Esta lógica das organizações esta presente também na propria gestão dos lugares, e das cidades em especial, que também constituem um tipo especial de organização, certamente mais complexa e distinta em sua estrutura e dinâmica, justamente porque formada pela interseção e intercruzamento de muitas outras organizações de natureza pública, privada, comunitária, além de formas híbridas que ganham aos poucos seu espaço. Essa rede organizacional faz da cidade um campo de fluxos por onde circulam bens, valores, informações, idéias, paixões e interesses que vão moldando sua paisagem e o modo de vida de seus habitantes.
Hoje em dia torna-se evidente que o papel de gestão de uma cidade não pode ser mais exclusivo do poder público, embora continue sendo o agente principal do processo, cabendo aos setores organizados da sociedade um papel ativo e cada vez mais proeminente. No tumultuado período de transição em que vivemos, uma sociedade pós-industrial se impõe sem termos ainda superado problemas do mundo pré-industrial.
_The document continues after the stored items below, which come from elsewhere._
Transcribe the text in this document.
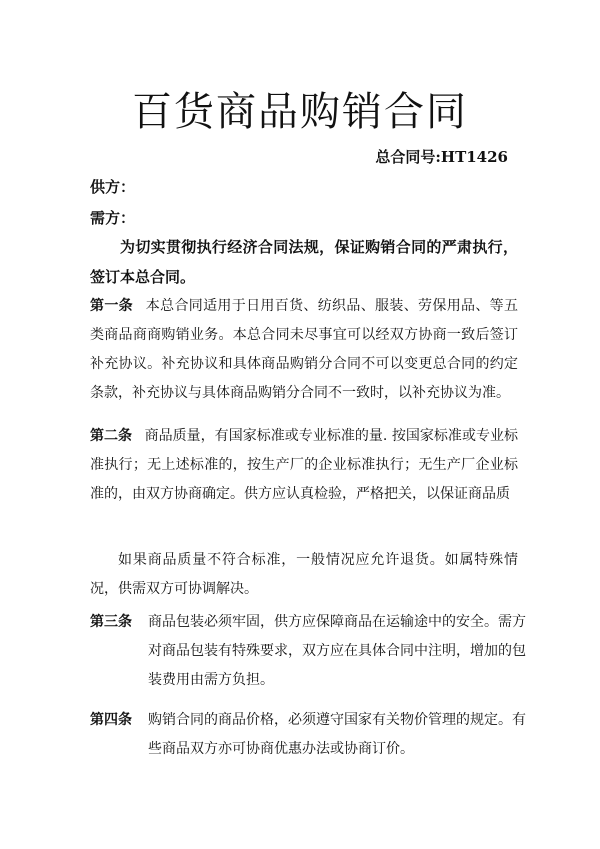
百货商品购销合同
总合同号:HT1426
供方：
需方：
为切实贯彻执行经济合同法规，保证购销合同的严肃执行，签订本总合同。
第一条 本总合同适用于日用百货、纺织品、服装、劳保用品、等五类商品商商购销业务。本总合同未尽事宜可以经双方协商一致后签订补充协议。补充协议和具体商品购销分合同不可以变更总合同的约定条款，补充协议与具体商品购销分合同不一致时，以补充协议为准。
第二条 商品质量，有国家标准或专业标准的量. 按国家标准或专业标准执行；无上述标准的，按生产厂的企业标准执行；无生产厂企业标准的，由双方协商确定。供方应认真检验，严格把关，以保证商品质
如果商品质量不符合标准，一般情况应允许退货。如属特殊情况，供需双方可协调解决。
第三条 商品包装必须牢固，供方应保障商品在运输途中的安全。需方对商品包装有特殊要求，双方应在具体合同中注明，增加的包装费用由需方负担。
第四条 购销合同的商品价格，必须遵守国家有关物价管理的规定。有些商品双方亦可协商优惠办法或协商订价。
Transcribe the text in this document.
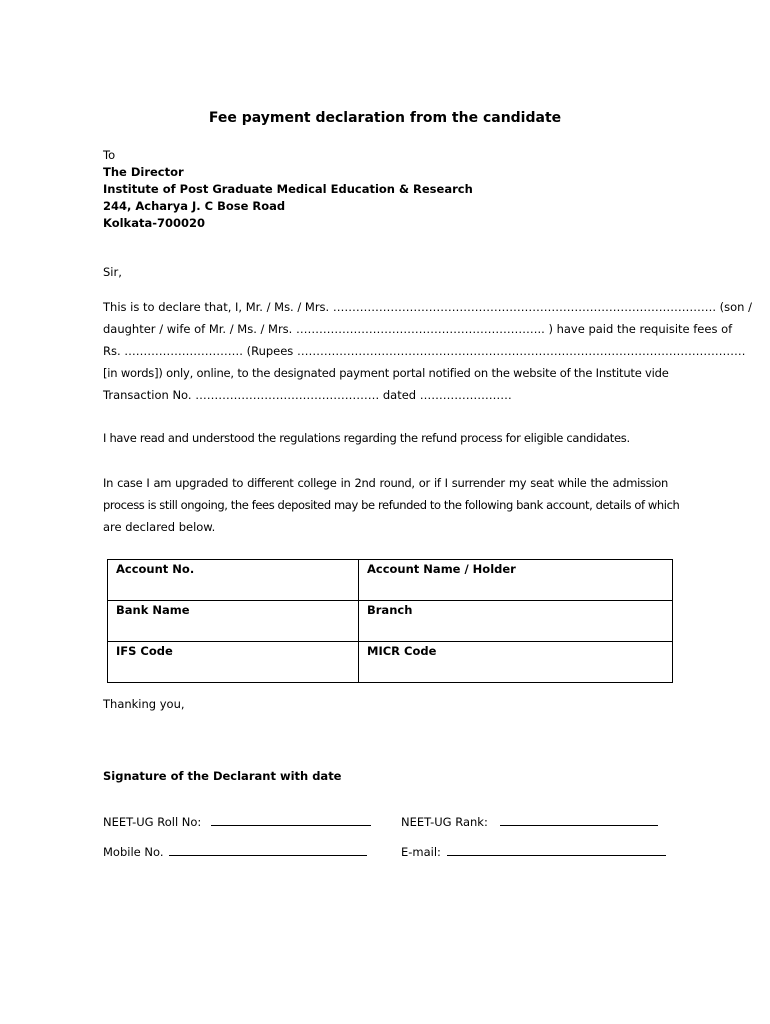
Fee payment declaration from the candidate
To
The Director
Institute of Post Graduate Medical Education & Research
244, Acharya J. C Bose Road
Kolkata-700020
Sir,
This is to declare that, I, Mr. / Ms. / Mrs. ………………………………………………………………………………………. (son /
daughter / wife of Mr. / Ms. / Mrs. ……………………………………………………….. ) have paid the requisite fees of
Rs. …………………………. (Rupees ………………………………………………………………………………………………………
[in words]) only, online, to the designated payment portal notified on the website of the Institute vide
Transaction No. ………………………………………… dated ……………………
I have read and understood the regulations regarding the refund process for eligible candidates.
In case I am upgraded to different college in 2nd round, or if I surrender my seat while the admission
process is still ongoing, the fees deposited may be refunded to the following bank account, details of which
are declared below.
Account No.	Account Name / Holder
Bank Name	Branch
IFS Code	MICR Code
Thanking you,
Signature of the Declarant with date
NEET-UG Roll No:	NEET-UG Rank:
Mobile No.	E-mail:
Isso significa, por exemplo, que velhas práticas clientelistas convivem e se chocam com novas formas de articulação entre economia, sociedade e política nas quais a descentralização e os modelos de gestão participativa ganham destaque na busca do desenvolvimento local e da melhoria da qualidade de vida.
Com os pés no presente, mas com os olhos no futuro, pode-se afirmar que um dos principais dilemas a serem enfrentados em termos de escolhas políticas é o de estabelecer prioridades ou encontrar formas de simbiose entre os processos que visam estimular a competitividade e as ações de reforço dos vínculos de solidariedade, o que torna cruciais o debate público das questões e a organização de todas os setores da sociedade visando interferir, com legitimidade, nos processos de planejamento e tomada de decisões.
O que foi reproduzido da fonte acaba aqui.